The love of money is definitely the root of evil. Money-mad swindlers will always find ways to con people, but some consumers also never learn that there are no short cuts to making money.
People have been warned time and again about pyramid schemes, but they continue to take chances.
Three women from Tshwane claimed that they were duped into taking second bonds to invest in The Investors Club Fund. Now they regret it because the fund's Lelanie le Roux has not paid them interest for the past six months.
The three mothers invested R350000 after being promised lucrative monthly interest.

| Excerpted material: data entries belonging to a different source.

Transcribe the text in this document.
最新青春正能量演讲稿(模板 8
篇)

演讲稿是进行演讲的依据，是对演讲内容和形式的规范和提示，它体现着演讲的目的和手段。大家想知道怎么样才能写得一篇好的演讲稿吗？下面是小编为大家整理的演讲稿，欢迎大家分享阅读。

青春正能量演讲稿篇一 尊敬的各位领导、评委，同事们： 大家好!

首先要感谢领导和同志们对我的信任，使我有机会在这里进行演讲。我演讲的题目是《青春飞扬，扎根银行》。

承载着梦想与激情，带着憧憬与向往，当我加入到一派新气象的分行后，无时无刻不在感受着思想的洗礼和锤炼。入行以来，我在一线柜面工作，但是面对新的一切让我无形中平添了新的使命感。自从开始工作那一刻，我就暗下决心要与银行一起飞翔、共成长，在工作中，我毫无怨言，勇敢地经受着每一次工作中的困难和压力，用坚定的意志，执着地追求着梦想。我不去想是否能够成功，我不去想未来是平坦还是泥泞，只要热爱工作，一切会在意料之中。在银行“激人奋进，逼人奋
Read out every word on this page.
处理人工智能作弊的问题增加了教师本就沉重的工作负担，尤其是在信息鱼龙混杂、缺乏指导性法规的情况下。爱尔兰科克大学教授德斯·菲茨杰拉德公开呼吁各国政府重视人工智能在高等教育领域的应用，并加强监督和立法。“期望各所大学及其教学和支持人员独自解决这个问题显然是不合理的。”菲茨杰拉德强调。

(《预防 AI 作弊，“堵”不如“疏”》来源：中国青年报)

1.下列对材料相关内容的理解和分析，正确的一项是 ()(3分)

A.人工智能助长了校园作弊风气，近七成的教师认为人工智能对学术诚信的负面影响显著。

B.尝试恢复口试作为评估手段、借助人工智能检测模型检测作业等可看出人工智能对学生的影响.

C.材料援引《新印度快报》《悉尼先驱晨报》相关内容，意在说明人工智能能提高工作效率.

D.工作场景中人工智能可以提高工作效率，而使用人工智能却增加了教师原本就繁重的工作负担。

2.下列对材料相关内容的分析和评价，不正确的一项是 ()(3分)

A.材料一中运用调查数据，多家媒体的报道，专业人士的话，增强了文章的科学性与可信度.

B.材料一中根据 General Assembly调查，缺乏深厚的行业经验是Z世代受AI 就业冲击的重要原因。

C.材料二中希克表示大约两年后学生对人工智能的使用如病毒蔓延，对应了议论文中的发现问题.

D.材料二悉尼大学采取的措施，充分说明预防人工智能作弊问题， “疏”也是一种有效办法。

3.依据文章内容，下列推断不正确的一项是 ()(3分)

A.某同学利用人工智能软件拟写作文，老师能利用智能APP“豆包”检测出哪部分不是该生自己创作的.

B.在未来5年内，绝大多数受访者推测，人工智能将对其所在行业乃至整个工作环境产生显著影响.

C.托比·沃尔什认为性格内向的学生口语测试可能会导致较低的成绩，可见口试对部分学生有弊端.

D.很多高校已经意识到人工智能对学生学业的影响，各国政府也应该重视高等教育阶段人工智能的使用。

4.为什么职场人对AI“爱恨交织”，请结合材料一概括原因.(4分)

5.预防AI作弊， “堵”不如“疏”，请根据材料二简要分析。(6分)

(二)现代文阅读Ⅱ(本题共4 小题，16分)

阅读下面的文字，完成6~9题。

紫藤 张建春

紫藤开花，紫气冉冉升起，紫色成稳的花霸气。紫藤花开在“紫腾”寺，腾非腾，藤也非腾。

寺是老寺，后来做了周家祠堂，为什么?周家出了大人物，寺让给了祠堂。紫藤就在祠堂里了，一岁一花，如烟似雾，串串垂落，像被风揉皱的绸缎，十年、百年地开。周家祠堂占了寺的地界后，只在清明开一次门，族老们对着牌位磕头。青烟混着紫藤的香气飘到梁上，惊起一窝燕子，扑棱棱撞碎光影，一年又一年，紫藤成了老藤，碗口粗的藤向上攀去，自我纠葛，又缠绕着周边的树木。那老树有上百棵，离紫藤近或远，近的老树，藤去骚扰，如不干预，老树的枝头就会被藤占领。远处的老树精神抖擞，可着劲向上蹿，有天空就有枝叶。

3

Neo Bahula received R6000 a month after she invested R200000 last year. After getting three payments, she recruited a friend.
"I thought the scheme was legitimate when I told my friend and spread the word because I trusted the colleague who had recruited me," said Bahula.
She said her relationship with the colleague who had recruited her turned sour and she feels guilty for recruiting her friend Jane Mokoena. Mokoena took a second bond for R100000 to invest in the scheme. Mokoena recruited a friend, Mavis Ntshingila, who also took a second bond for R50000 and invested it.
The women received interest for six months. Bahula received R36000, Mokoena R18000 and Ntshingila R9000.
Mokoena said: "I am very bitter. I still have to repay the R100000 loan."
Ntshingila, a single mother of three, said she invested in the scheme to educate her children.
Bahula said Le Roux told her that she had invested their money by giving loans and debtors interest would triple their investment.
The Investors Club Fund is not registered as a moneylender nor does it subscribe to the National Credit Agreements Act. Le Roux admitted taking money from the women and said that her attorney would respond to Consumer Line, which he has not done.
Ntshingila, Bahula and Ntshangase have laid criminal charges against Le Roux.